Bu şartlar dikkate alınarak, İzale i Şuyu Davası, mülkiyet hakkının adil bir şekilde çözüme kavuşturulmasını amaçlar. Bu süreçte, tarafların haklarının korunması ve mahkemede adil bir kararın verilmesi hedeflenir.

ORTAKLIĞIN GİDERİLMESİ DAVALARINDA ARABULUCULUK ZORUNLU MU?

İzale i Şuyu Davasında Zorunlu Arabuluculuk uygulaması, 1 Eylül 2023 tarihinden itibaren yürürlüğe girmiştir. Bu tarihten sonra açılacak olan ortaklığın giderilmesi davalarında, arabuluculuk yoluna başvurulmamışsa dava, dava şartı eksikliği gerekçesiyle usulden reddedilecektir.

İZALE İ ŞUYU DAVASINI KİM AÇAR?

Bir paydaş/ortak veya birkaç paydaş/ortak birlikte paylı mülkiyet ortaklığın giderilmesi için davayı açabilir. Bu noktada, paydaş olmanın yanı sıra tüzel kişiler de davacı taraf olabilir.

Davalı taraf ise davayı tek başına açan bir paydaş/ortak ise kendisi dışındaki tüm diğer paydaşlar/ortaklar davalı olarak kabul edilir.

Öte yandan, eğer paydaşlardan biri ölmüşse, mirasçılık belgesi alınarak, mirasçıların davaya katılımı sağlanmalıdır. Bu durumda, mirasçılar da, miras bırakandan geriye kalan mal veya gayrimenkul üzerindeki izale i şuyu davasını, tüm diğer mirasçılara karşı açmalıdır. Diğer mirasçılar davaya dâhil edilmeden, davaya devam edilemez. Bu şekilde, dava süreci adil ve etkin bir şekilde yürütülür.

ORTAKLIĞIN GİDERİLMESİ DAVASI YETKİLİ MAHKEME HANGİSİDİR?

Ortaklığın Giderilmesi Davasında görevli ve yetkili mahkeme konusunda önemli ayrımlar bulunmaktadır. İzale i Şuyu davasında görevli mahkeme “Sulh Hukuk Mahkemesi“dir. Bu mahkeme, uyuşmazlıkla ilgili değer veya tutara bakılmaksızın görevlidir. Sulh Hukuk Mahkemelerinde, kanunun aksini belirtmediği sürece basit yargılama yöntemi kullanılır.

İzale i Şuyu davalarında yetkili mahkeme ise, izale i şüyu davasına konu edilen “taşınmazın bulunduğu yer mahkemesi”dir. Eğer birden fazla taşınmaz söz konusu ise, bu taşınmazların her biri için ilgili yerdeki sulh hukuk mahkemesinde dava açılabilir. Taşınır mallar açısından ise, genel yetki kuralları Hukuk Muhakemeleri Kanunu’nda belirtilen esaslara göre uygulanır.

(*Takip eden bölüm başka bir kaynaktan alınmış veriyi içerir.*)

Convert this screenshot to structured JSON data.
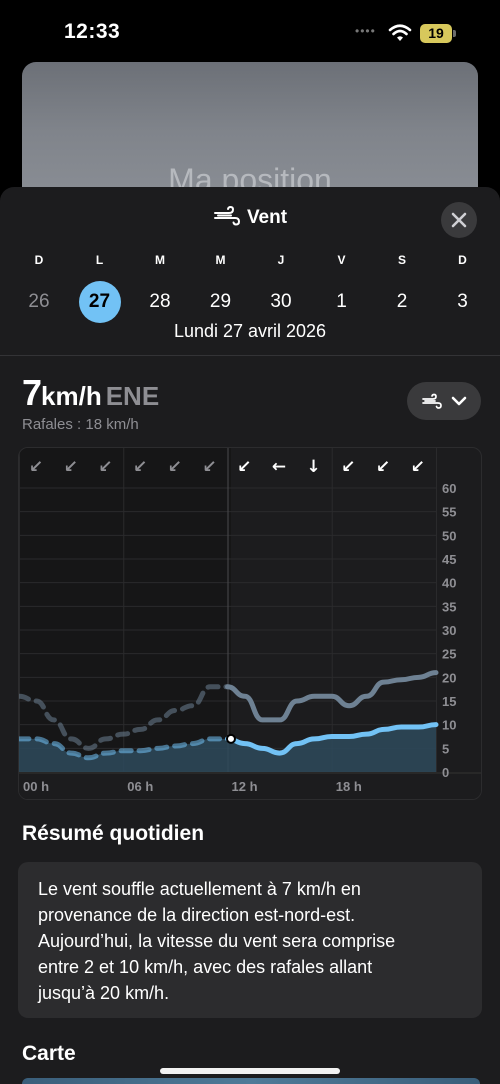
{
  "status_bar": {
    "time": "12:33",
    "battery": "19"
  },
  "background": {
    "location_title": "Ma position"
  },
  "sheet": {
    "title": "Vent",
    "icon": "wind-icon",
    "close_icon": "close-icon"
  },
  "week": {
    "days": [
      {
        "letter": "D",
        "num": "26",
        "state": "past"
      },
      {
        "letter": "L",
        "num": "27",
        "state": "selected"
      },
      {
        "letter": "M",
        "num": "28",
        "state": "future"
      },
      {
        "letter": "M",
        "num": "29",
        "state": "future"
      },
      {
        "letter": "J",
        "num": "30",
        "state": "future"
      },
      {
        "letter": "V",
        "num": "1",
        "state": "future"
      },
      {
        "letter": "S",
        "num": "2",
        "state": "future"
      },
      {
        "letter": "D",
        "num": "3",
        "state": "future"
      }
    ],
    "selected_date": "Lundi 27 avril 2026"
  },
  "current": {
    "speed": "7",
    "unit": "km/h",
    "direction": "ENE",
    "gusts": "Rafales : 18 km/h"
  },
  "chart_data": {
    "type": "line",
    "x_unit": "hour",
    "x_ticks": [
      "00 h",
      "06 h",
      "12 h",
      "18 h"
    ],
    "y_ticks": [
      "0",
      "5",
      "10",
      "15",
      "20",
      "25",
      "30",
      "35",
      "40",
      "45",
      "50",
      "55",
      "60"
    ],
    "ylim": [
      0,
      60
    ],
    "xlim": [
      0,
      24
    ],
    "now_hour": 12.2,
    "direction_arrows": [
      "↙",
      "↙",
      "↙",
      "↙",
      "↙",
      "↙",
      "↙",
      "←",
      "↓",
      "↙",
      "↙",
      "↙"
    ],
    "series": [
      {
        "x": [
          0,
          1,
          2,
          3,
          4,
          5,
          6,
          7,
          8,
          9,
          10,
          11,
          12,
          13,
          14,
          15,
          16,
          17,
          18,
          19,
          20,
          21,
          22,
          23,
          24
        ],
        "values": [
          7,
          7,
          6,
          4,
          3,
          4,
          4.5,
          4.5,
          5,
          5.5,
          6,
          7,
          7,
          6,
          5,
          4,
          6,
          7,
          7.5,
          7.5,
          8,
          9,
          9.5,
          9.5,
          10
        ],
        "color": "#72c2f5"
      },
      {
        "x": [
          0,
          1,
          2,
          3,
          4,
          5,
          6,
          7,
          8,
          9,
          10,
          11,
          12,
          13,
          14,
          15,
          16,
          17,
          18,
          19,
          20,
          21,
          22,
          23,
          24
        ],
        "values": [
          16,
          15,
          11,
          7,
          5,
          7,
          8,
          9,
          11,
          13,
          14,
          18,
          18,
          16,
          11,
          11,
          15,
          16,
          16,
          14,
          16,
          19,
          19.5,
          20,
          21
        ],
        "color": "#6e8193"
      }
    ]
  },
  "summary": {
    "title": "Résumé quotidien",
    "lines": [
      "Le vent souffle actuellement à 7 km/h en",
      "provenance de la direction est-nord-est.",
      "Aujourd’hui, la vitesse du vent sera comprise",
      "entre 2 et 10 km/h, avec des rafales allant",
      "jusqu’à 20 km/h."
    ]
  },
  "map": {
    "title": "Carte"
  }
}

İZALE İ ŞUYU DAVASI NE KADAR SÜRER?

İzale-i Şuyu Davasının süresi birçok faktöre bağlıdır ve genellikle davanın karmaşıklığı, taraf sayısı, taraflar arasındaki anlaşmazlığın derecesi, mahkemenin iş yoğunluğu gibi etmenler rol oynar. Bu nedenle, belirli bir davanın ne kadar süreceği önceden kesin olarak belirlenemez. Ancak Türkiye’de olağan bir izale i şuyu davasının üst mahkeme incelemesinden geçip kesinleşmesi 3-4 yılı bulmaktadır.

Eğer bir izale i şuyu davası açmayı düşünüyorsanız, bir avukata danışarak durumunuzu değerlendirmeniz ve davayı ne kadar sürebileceği hakkında daha kesin bilgi almanız önemlidir.

ORTAKLIĞIN GİDERİLMESİ DAVASINDA DİKKAT EDİLMESİ GEREKEN HUSUSLAR

Ortaklığın Giderilmesi Davalarında yargılama usulü, kendine özgü yapıya sahip olduğu için aşağıda belirtilen hususlara dikkat edilmesi önemlidir.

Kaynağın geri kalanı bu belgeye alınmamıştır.